Giovanni Reale
A atitude polêmica em relação à filosofia assumida por Quinto Setímio Florêncio Tertuliano foi muito mais forte. Nascido pouco depois da metade do século II em Cartago, tem como o grande destaque de suas obras o Apologético. Outras obras suas interessantes por vários aspectos são: O testemunho da alma, Contra os judeus, As prescrições contra os heréticos, Contra Marcião, Contra os valentinianos, o Tratado sobre a alma, A carne de Cristo e A ressurreição da carne, entre outras.
Depois de ilustrar no Apologético a contraditoriedade dos filósofos e sua imoralidade, Tertuliano contrapõe os filósofos aos cristãos do seguinte modo: “Em seu conjunto, que semelhança pode-se perceber entre o filósofo e o cristão, entre o discípulo da Grécia e o candidato ao céu, entre o traficante de fama terrena e aquele que faz questão de vida, entre o vendedor de palavras e o realizador de obras, entre quem constrói sobre a rocha e quem destrói, entre quem altera e quem tutela a verdade, entre o ladrão e o custódio da verdade?” Em outras obras, Tertuliano reafirma que Atenas e Jerusalém nada têm em comum, como também a Academia e a Igreja. O cristão extrai seus ensinamentos do Pórtico de Salomão, que ensina a “procurar o Senhor com simplicidade de coração”. Tertuliano rejeita qualquer tentativa de fazer do cristianismo “uma contaminação de estoicismo, platonismo e dialética”: com efeito, a fé torna inútil qualquer outra doutrina. Para ele, os filósofos são os patriarcas dos heréticos. Como a fé em Cristo e sabedoria humana se contradizem, ele escreve na Carne de Cristo: “O Filho de Deus foi crucificado: não me envergonho disso, precisamente porque é vergonhoso. O Filho de Deus morreu: isto é crível, porque é uma loucura. Foi sepultado e ressuscitou: isto é certo, porque é impossível.” As expressões “prorsus credibile est, quia ineptum est” e “certum est, quia impossibile est” tornaram-se muito famosas, tendo sido condensadas na célebre fórmula “credo quia absurdum” que resume muito bem o espírito de Tertuliano.

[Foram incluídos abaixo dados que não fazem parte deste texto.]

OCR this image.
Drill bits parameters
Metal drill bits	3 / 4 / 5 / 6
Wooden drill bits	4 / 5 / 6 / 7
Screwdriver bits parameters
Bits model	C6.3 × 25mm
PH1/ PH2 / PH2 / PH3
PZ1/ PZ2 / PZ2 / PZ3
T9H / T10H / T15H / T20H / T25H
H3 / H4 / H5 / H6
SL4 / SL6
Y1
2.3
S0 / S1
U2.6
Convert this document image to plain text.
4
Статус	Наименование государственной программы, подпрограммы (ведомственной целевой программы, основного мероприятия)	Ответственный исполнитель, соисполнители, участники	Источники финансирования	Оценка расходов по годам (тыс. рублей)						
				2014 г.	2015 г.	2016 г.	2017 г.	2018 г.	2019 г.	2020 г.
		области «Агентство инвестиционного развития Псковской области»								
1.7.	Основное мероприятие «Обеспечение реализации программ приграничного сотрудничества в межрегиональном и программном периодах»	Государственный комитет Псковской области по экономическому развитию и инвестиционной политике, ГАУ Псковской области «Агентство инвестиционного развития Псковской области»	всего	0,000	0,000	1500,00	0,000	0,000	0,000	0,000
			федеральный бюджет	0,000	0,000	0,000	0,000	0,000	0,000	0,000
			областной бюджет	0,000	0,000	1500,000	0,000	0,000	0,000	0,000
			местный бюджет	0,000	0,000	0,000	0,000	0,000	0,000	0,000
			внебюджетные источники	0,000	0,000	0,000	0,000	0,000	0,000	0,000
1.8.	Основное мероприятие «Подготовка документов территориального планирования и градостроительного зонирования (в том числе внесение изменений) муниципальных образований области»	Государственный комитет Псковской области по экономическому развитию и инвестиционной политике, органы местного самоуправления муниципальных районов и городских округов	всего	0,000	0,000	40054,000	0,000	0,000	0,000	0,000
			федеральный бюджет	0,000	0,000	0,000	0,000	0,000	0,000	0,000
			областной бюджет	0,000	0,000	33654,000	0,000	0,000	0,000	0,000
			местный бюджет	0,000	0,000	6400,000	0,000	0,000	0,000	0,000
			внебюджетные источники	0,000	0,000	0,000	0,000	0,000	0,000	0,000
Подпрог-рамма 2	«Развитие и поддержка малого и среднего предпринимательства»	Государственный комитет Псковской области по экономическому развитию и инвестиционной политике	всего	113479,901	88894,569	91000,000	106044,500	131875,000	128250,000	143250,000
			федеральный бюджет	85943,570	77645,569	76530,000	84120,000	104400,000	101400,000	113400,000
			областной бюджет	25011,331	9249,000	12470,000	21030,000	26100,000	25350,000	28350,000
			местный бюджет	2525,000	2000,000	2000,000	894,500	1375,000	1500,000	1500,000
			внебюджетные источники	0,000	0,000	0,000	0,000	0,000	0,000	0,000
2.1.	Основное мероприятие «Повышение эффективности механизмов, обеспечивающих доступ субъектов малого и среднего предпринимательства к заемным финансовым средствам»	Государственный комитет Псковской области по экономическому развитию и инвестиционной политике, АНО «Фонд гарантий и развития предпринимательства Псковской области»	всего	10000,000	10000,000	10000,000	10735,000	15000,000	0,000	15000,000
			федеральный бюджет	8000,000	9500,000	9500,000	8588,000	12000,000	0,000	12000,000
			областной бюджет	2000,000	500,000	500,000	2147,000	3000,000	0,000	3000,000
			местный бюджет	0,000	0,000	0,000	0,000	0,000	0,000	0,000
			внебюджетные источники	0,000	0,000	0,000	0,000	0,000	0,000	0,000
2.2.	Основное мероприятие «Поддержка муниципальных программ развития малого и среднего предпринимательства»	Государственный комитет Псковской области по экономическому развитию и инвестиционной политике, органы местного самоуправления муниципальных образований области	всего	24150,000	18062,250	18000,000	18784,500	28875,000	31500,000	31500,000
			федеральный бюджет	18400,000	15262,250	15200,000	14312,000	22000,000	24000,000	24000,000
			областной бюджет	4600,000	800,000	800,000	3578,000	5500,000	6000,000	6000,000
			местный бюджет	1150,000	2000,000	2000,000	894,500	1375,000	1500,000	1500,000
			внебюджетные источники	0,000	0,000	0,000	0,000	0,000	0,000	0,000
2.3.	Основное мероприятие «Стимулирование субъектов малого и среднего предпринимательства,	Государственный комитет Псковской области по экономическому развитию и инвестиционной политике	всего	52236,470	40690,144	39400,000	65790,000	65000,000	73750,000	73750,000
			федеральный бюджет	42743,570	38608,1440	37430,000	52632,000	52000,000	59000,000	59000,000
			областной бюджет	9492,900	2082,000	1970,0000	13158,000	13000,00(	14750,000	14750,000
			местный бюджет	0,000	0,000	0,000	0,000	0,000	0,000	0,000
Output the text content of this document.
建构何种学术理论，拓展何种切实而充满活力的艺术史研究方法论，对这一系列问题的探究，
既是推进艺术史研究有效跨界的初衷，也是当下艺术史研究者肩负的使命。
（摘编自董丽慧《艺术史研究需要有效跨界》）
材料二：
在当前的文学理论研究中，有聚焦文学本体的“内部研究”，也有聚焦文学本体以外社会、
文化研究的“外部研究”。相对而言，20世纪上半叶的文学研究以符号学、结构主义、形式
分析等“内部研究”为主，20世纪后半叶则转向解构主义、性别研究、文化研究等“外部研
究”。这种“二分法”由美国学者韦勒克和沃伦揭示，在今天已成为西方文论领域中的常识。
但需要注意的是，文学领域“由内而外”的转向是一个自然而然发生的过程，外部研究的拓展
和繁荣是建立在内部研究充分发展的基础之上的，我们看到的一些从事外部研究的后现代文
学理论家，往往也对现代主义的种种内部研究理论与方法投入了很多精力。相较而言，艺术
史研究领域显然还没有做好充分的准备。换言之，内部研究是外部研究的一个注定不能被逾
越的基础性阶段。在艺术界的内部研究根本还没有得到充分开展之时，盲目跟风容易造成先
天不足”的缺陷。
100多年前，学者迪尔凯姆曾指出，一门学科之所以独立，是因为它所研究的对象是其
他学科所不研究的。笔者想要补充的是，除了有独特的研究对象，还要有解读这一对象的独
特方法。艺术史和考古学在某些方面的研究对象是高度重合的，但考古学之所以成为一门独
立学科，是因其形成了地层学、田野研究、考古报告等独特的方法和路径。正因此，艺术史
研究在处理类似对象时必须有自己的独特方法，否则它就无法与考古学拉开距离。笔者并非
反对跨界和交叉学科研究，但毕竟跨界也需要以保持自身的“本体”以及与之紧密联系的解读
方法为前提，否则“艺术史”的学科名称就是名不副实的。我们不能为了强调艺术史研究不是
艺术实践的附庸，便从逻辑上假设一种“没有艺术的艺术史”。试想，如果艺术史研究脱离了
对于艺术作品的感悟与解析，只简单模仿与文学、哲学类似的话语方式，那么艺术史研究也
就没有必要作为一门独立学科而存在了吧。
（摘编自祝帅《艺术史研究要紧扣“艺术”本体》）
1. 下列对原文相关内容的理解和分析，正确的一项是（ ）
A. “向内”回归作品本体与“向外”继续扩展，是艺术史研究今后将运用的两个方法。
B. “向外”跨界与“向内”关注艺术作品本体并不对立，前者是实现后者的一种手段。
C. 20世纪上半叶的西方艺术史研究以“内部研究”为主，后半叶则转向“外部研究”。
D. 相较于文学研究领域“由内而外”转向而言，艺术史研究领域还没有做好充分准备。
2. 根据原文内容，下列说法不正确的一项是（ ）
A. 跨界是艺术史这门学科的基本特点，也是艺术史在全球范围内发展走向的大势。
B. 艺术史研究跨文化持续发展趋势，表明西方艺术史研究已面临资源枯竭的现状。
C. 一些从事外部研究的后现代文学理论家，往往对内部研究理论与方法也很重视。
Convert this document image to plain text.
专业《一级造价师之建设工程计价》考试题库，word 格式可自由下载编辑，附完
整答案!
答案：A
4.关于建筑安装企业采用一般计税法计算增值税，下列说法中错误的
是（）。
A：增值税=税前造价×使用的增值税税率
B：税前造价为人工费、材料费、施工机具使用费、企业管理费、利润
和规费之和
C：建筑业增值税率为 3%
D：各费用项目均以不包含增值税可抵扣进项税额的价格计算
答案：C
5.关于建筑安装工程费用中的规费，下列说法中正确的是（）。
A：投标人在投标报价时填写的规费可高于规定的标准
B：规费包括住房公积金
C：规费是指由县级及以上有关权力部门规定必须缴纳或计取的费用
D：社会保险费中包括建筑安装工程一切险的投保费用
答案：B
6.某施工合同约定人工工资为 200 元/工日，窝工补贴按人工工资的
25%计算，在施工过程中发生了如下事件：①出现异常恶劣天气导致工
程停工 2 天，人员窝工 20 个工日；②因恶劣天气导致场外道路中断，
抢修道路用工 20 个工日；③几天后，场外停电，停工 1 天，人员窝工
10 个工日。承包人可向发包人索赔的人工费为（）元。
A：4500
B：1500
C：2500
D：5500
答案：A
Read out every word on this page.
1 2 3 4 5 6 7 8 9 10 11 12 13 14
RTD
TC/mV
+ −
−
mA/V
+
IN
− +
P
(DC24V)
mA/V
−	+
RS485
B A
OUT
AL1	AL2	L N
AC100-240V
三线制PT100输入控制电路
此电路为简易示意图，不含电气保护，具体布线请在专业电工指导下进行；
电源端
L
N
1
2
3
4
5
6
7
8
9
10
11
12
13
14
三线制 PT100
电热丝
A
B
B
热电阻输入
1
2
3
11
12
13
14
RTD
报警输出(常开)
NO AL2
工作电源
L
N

Para chegar a Deus, basta uma alma simples: a cultura filosófica não ajuda, até atrapalha. No Testemunho da alma, podemos ler: “Mas não me refiro àquela alma que se formou na escola, que se treinou na biblioteca, que se empanturrou na Academia e no Pórtico da Grécia e agora dá os seus arrotos culturais. Para responder, é a ti que chamo, alma simples, ainda no redil, não manipulada ainda e privada de cultura, assim como és naqueles que só têm a ti, alma íntegra que vens dos ajuntamentos, das ruas, da fiação. Preciso da tua ignorância, porque ninguém confia em quatro noções de cultura.” E, no Apologético, Tertuliano escreve: “O testimonium animae naturaliter christianae!”
Apesar dessa viva antifilosofia, Tertuliano, em certa medida, revela-se um estóico em ontologia. Para ele, o ser é “corpo”: “nihil enim, si non corpus”, “nihil est incorpórale, nisi quod non est”. Ele deve ter absorvido essas teses sobretudo de Sêneca, a quem muito admirava. Deus é corpo, embora sui generis, assim como a alma também é corpo. O seu De anima, como construção ontológica de fundo, representa a antítese exata do Fédon.
A Tertuliano cabe o mérito de ter criado a primeira linguagem da teologia latino-cristã e de ter denunciado muitos erros da heresia gnóstica.